Who designed the study?
The study is led by Professor Clare Wall and was designed by researchers at the University of Auckland, AgResearch (Palmerston North), Malaghan Institute (Wellington), Riddet Institute (Massey University), Plant and Food Research and Otago University. The study has received funding as part of the National Science Challenge – High Value Nutrition (www.highvaluenutrition.co.nz).
What is the purpose of the study?
We know the human gut microbiome (gut bacteria) plays an important role in our health. Babies are initially born with few gut bacteria, which are subsequently influenced by delivery, milk feeding, and environment during the first months of life.
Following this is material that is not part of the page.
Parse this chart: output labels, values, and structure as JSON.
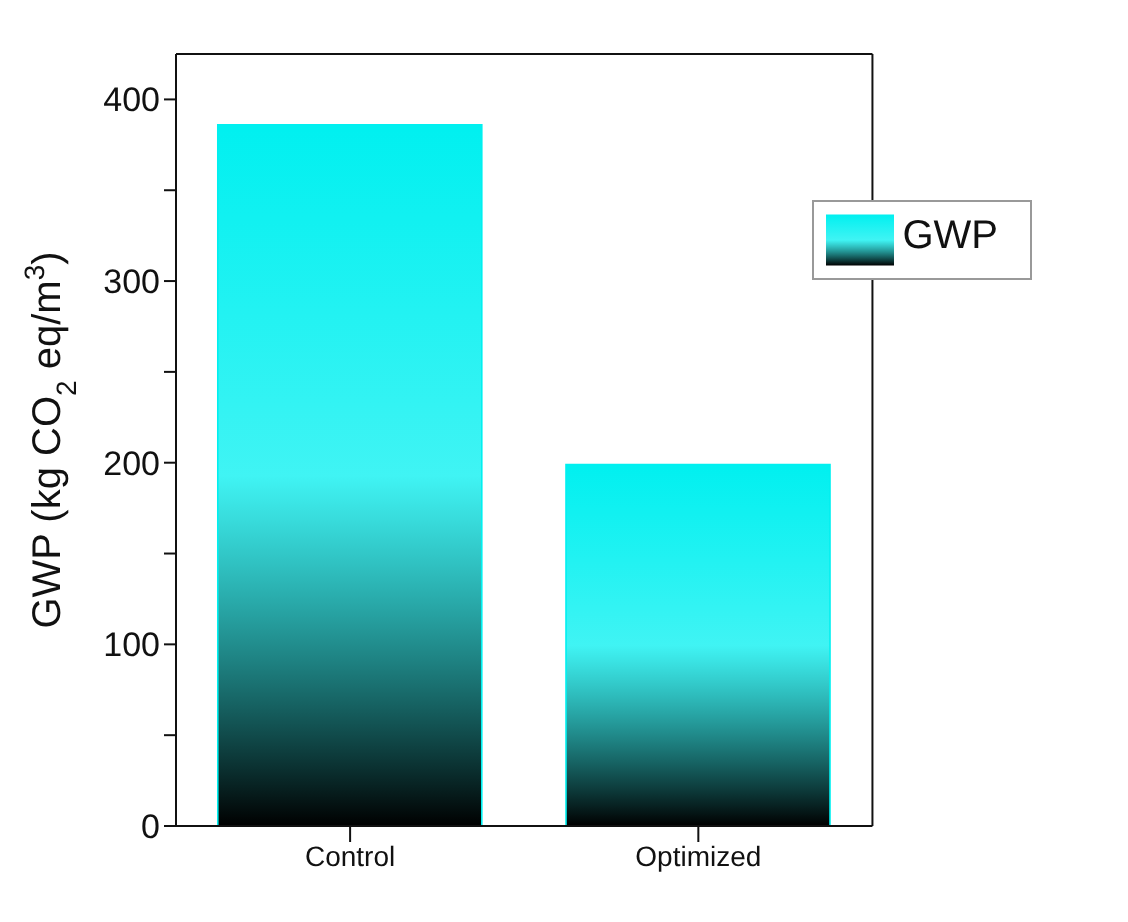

The purpose of the SUN study is to compare the impact of consuming a kūmara powder with increased resistant starch (which is achieved by adding resistant starch from green banana), or standard kūmara powder on the infant gut bacteria and how this supports infant immune health (including illness frequency and sleep behaviours). Resistant starch is a carbohydrate that resists digestion and acts as a prebiotic food for the good gut bacteria.
Frequent infant waking during the night can impact parent mood and function and infant health and development. The investigators are also interested in determining whether a kūmara powder with increased resistant starch can improve infant sleep through increasing the duration of energy release from food, impacting infant ‘fullness’ compared to standard kūmara powder.